Machine learning as a new strategy for designing surface acoustic wave resonators

Abstract

Surface Acoustic Wave (SAW) technology has been widely applied in the fields such as communication and sensing. The performance of SAW devices is significantly influenced by designs of their key component, Interdigital Transducers (IDTs), and thus Coupling of Modes (COM) theory has been used as one of the most employed design tools for SAW devices due to its fast computational speed. Accuracy of this model is primarily dependent upon the COM parameters, but the traditional approach to obtain these parameters is heavily relied on accuracy of the input material properties, which has become a key issue for successful applications of this model. This paper proposed a new strategy to utilize the results obtained from the COM model as a dataset and then employ five different machine learning models for performing regression analysis and accurately extracting the COM parameters.

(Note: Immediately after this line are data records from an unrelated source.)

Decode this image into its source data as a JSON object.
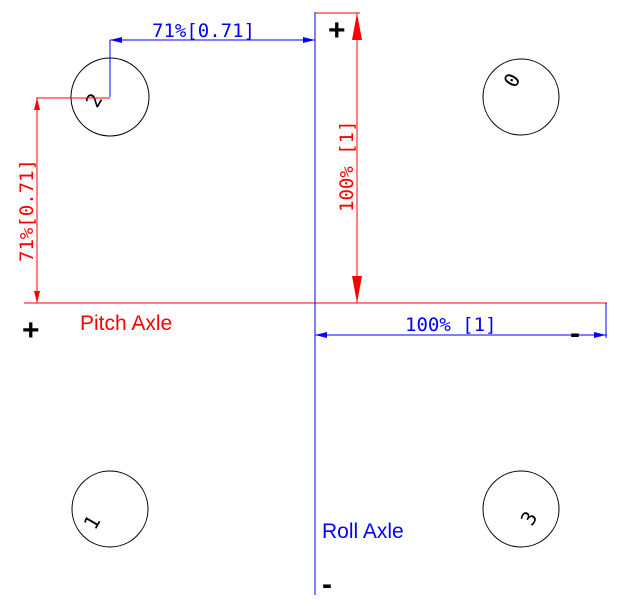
{
  "diagram": {
    "motors": [
      {
        "id": "motor-0",
        "label": "0"
      },
      {
        "id": "motor-1",
        "label": "1"
      },
      {
        "id": "motor-2",
        "label": "2"
      },
      {
        "id": "motor-3",
        "label": "3"
      }
    ],
    "axes": {
      "pitch": {
        "label": "Pitch Axle",
        "plus": "+",
        "minus": "-",
        "color": "#ff0000"
      },
      "roll": {
        "label": "Roll Axle",
        "plus": "+",
        "minus": "-",
        "color": "#0000ff"
      }
    },
    "dimensions": {
      "top_horizontal": "71%[0.71]",
      "left_vertical": "71%[0.71]",
      "center_vertical": "100% [1]",
      "right_horizontal": "100% [1]"
    },
    "colors": {
      "red": "#ff0000",
      "blue": "#0000ff",
      "ink": "#000000"
    }
  }
}
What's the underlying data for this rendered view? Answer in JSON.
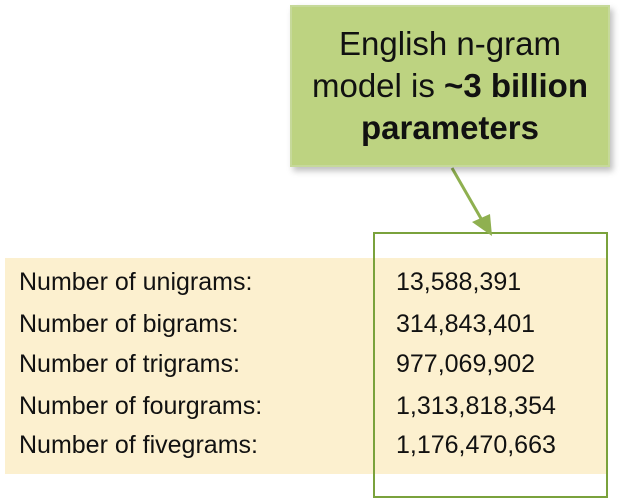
{
  "callout": {
    "line1": "English n-gram",
    "line2_prefix": "model is ",
    "line2_bold": "~3 billion",
    "line3_bold": "parameters"
  },
  "table": {
    "rows": [
      {
        "label": "Number of unigrams:",
        "value": "13,588,391"
      },
      {
        "label": "Number of bigrams:",
        "value": "314,843,401"
      },
      {
        "label": "Number of trigrams:",
        "value": "977,069,902"
      },
      {
        "label": "Number of fourgrams:",
        "value": "1,313,818,354"
      },
      {
        "label": "Number of fivegrams:",
        "value": "1,176,470,663"
      }
    ]
  },
  "colors": {
    "callout_fill": "#bdd381",
    "table_fill": "#fcf0cf",
    "frame_green": "#7aa23c"
  }
}
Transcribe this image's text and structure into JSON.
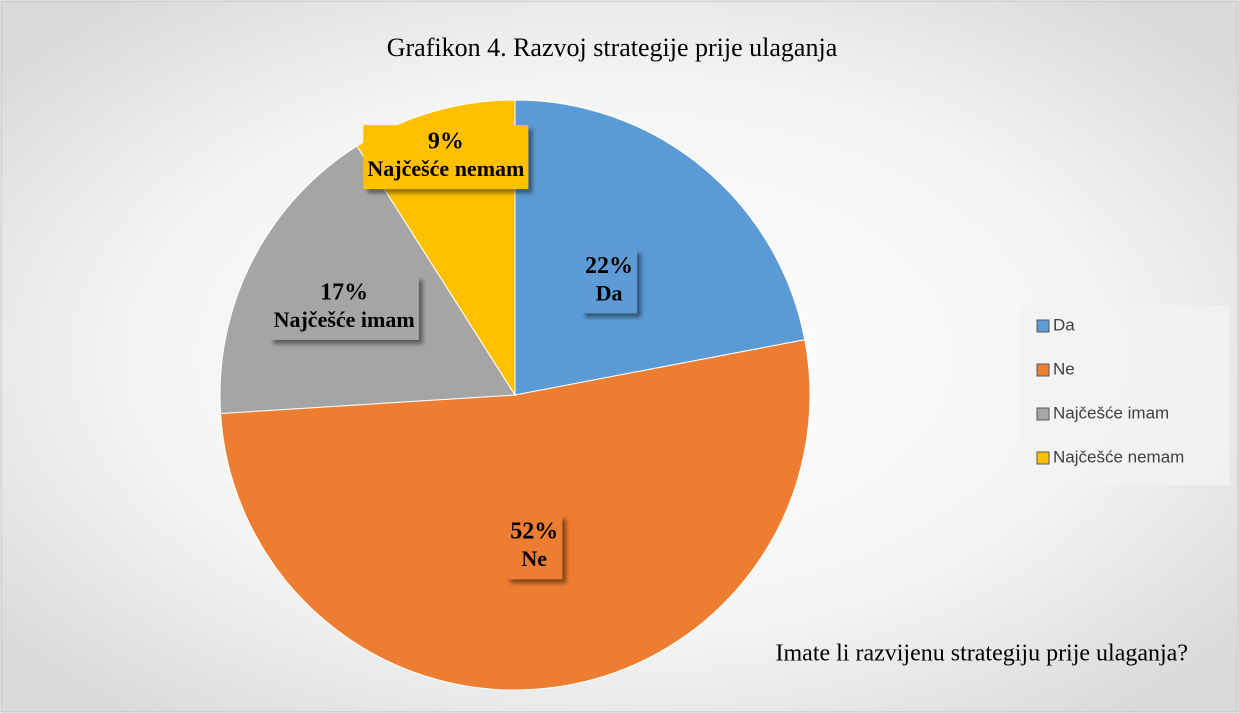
{
  "chart_data": {
    "type": "pie",
    "title": "Grafikon 4. Razvoj strategije prije ulaganja",
    "categories": [
      "Da",
      "Ne",
      "Najčešće imam",
      "Najčešće nemam"
    ],
    "values": [
      22,
      52,
      17,
      9
    ],
    "value_labels": [
      "22%",
      "52%",
      "17%",
      "9%"
    ],
    "colors": [
      "#5b9bd5",
      "#ed7d31",
      "#a5a5a5",
      "#ffc000"
    ],
    "annotation": "Imate li razvijenu strategiju prije ulaganja?",
    "legend": "right"
  }
}
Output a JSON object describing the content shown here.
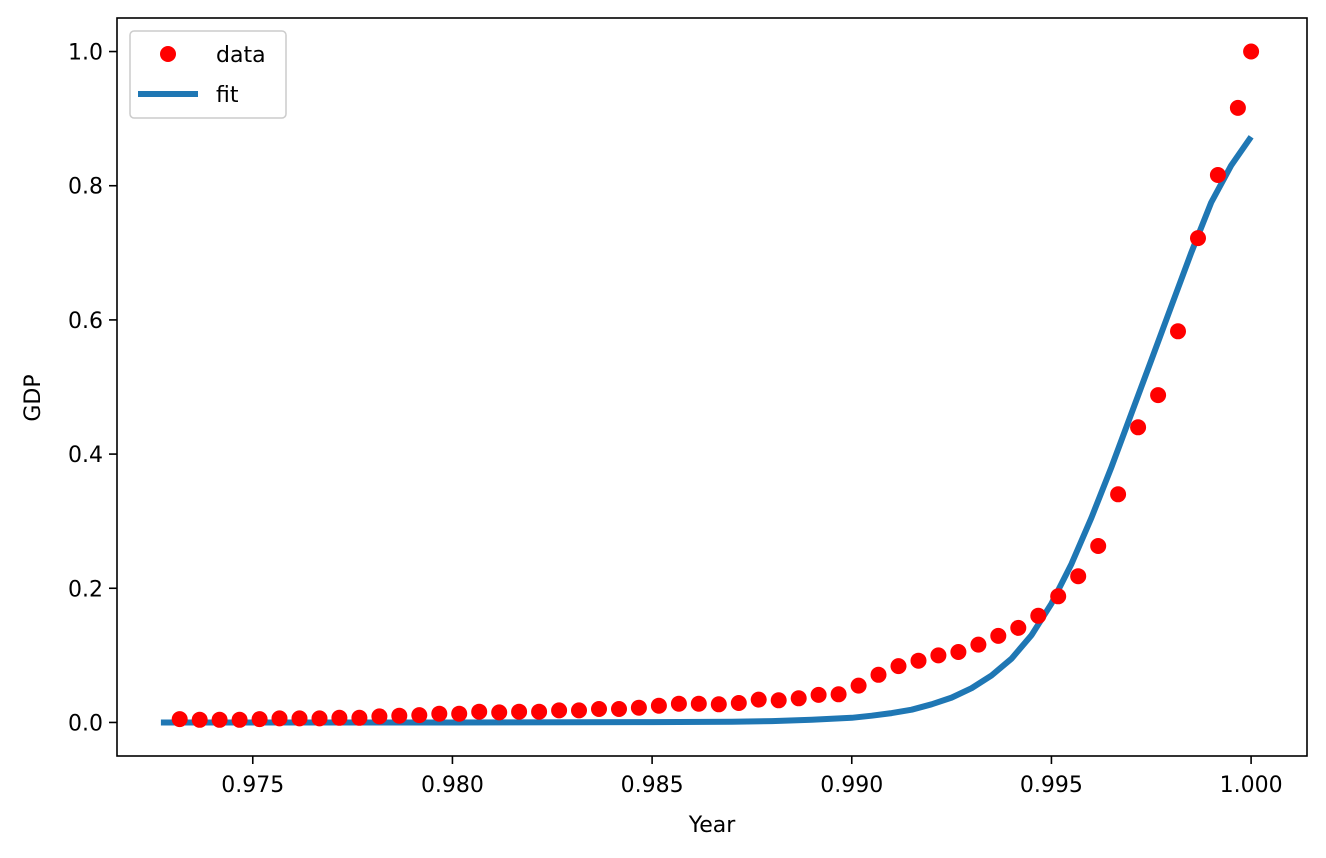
{
  "chart_data": {
    "type": "scatter",
    "xlabel": "Year",
    "ylabel": "GDP",
    "xlim": [
      0.9716,
      1.0014
    ],
    "ylim": [
      -0.05,
      1.05
    ],
    "xticks": [
      0.975,
      0.98,
      0.985,
      0.99,
      0.995,
      1.0
    ],
    "xtick_labels": [
      "0.975",
      "0.980",
      "0.985",
      "0.990",
      "0.995",
      "1.000"
    ],
    "yticks": [
      0.0,
      0.2,
      0.4,
      0.6,
      0.8,
      1.0
    ],
    "ytick_labels": [
      "0.0",
      "0.2",
      "0.4",
      "0.6",
      "0.8",
      "1.0"
    ],
    "grid": false,
    "legend": {
      "position": "top-left"
    },
    "series": [
      {
        "name": "data",
        "kind": "points",
        "color": "#ff0000",
        "x": [
          0.97317,
          0.97367,
          0.97417,
          0.97467,
          0.97517,
          0.97567,
          0.97617,
          0.97667,
          0.97717,
          0.97767,
          0.97817,
          0.97867,
          0.97917,
          0.97967,
          0.98017,
          0.98067,
          0.98117,
          0.98167,
          0.98217,
          0.98267,
          0.98317,
          0.98367,
          0.98417,
          0.98467,
          0.98517,
          0.98567,
          0.98617,
          0.98667,
          0.98717,
          0.98767,
          0.98817,
          0.98867,
          0.98917,
          0.98967,
          0.99017,
          0.99067,
          0.99117,
          0.99167,
          0.99217,
          0.99267,
          0.99317,
          0.99367,
          0.99417,
          0.99467,
          0.99517,
          0.99567,
          0.99617,
          0.99667,
          0.99717,
          0.99767,
          0.99817,
          0.99867,
          0.99917,
          0.99967,
          1.0
        ],
        "y": [
          0.005,
          0.004,
          0.004,
          0.004,
          0.005,
          0.006,
          0.006,
          0.006,
          0.007,
          0.007,
          0.009,
          0.01,
          0.011,
          0.013,
          0.013,
          0.016,
          0.015,
          0.016,
          0.016,
          0.018,
          0.018,
          0.02,
          0.02,
          0.022,
          0.025,
          0.028,
          0.028,
          0.027,
          0.029,
          0.034,
          0.033,
          0.036,
          0.041,
          0.042,
          0.055,
          0.071,
          0.084,
          0.092,
          0.1,
          0.105,
          0.116,
          0.129,
          0.141,
          0.159,
          0.188,
          0.218,
          0.263,
          0.34,
          0.44,
          0.488,
          0.583,
          0.722,
          0.816,
          0.916,
          1.0
        ]
      },
      {
        "name": "fit",
        "kind": "line",
        "color": "#1f77b4",
        "x": [
          0.9727,
          0.98,
          0.985,
          0.987,
          0.988,
          0.989,
          0.99,
          0.9905,
          0.991,
          0.9915,
          0.992,
          0.9925,
          0.993,
          0.9935,
          0.994,
          0.9945,
          0.995,
          0.9955,
          0.996,
          0.9965,
          0.997,
          0.9975,
          0.998,
          0.9985,
          0.999,
          0.9995,
          1.0
        ],
        "y": [
          0.0,
          0.0,
          0.0005,
          0.001,
          0.002,
          0.004,
          0.007,
          0.01,
          0.014,
          0.019,
          0.027,
          0.037,
          0.051,
          0.07,
          0.095,
          0.13,
          0.177,
          0.236,
          0.305,
          0.38,
          0.46,
          0.54,
          0.62,
          0.7,
          0.775,
          0.83,
          0.873
        ]
      }
    ]
  }
}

To validate the accuracy of this approach, experimental verifications were performed using a 128°Y-X LiNbO3 based SAW resonator as an example. The machine learning model with the best predictive performance, i.e., Extreme Gradient Boosting, was used to predict the COM parameters corresponding to experimental results, which were subsequently used in conjunction with the COM model for further calculations and comparisons with the experimental results. Results showed that the calculated results exhibit the same trend of resonance Q-values as the experimental results, demonstrating its effective solution for accurately extracting COM parameters.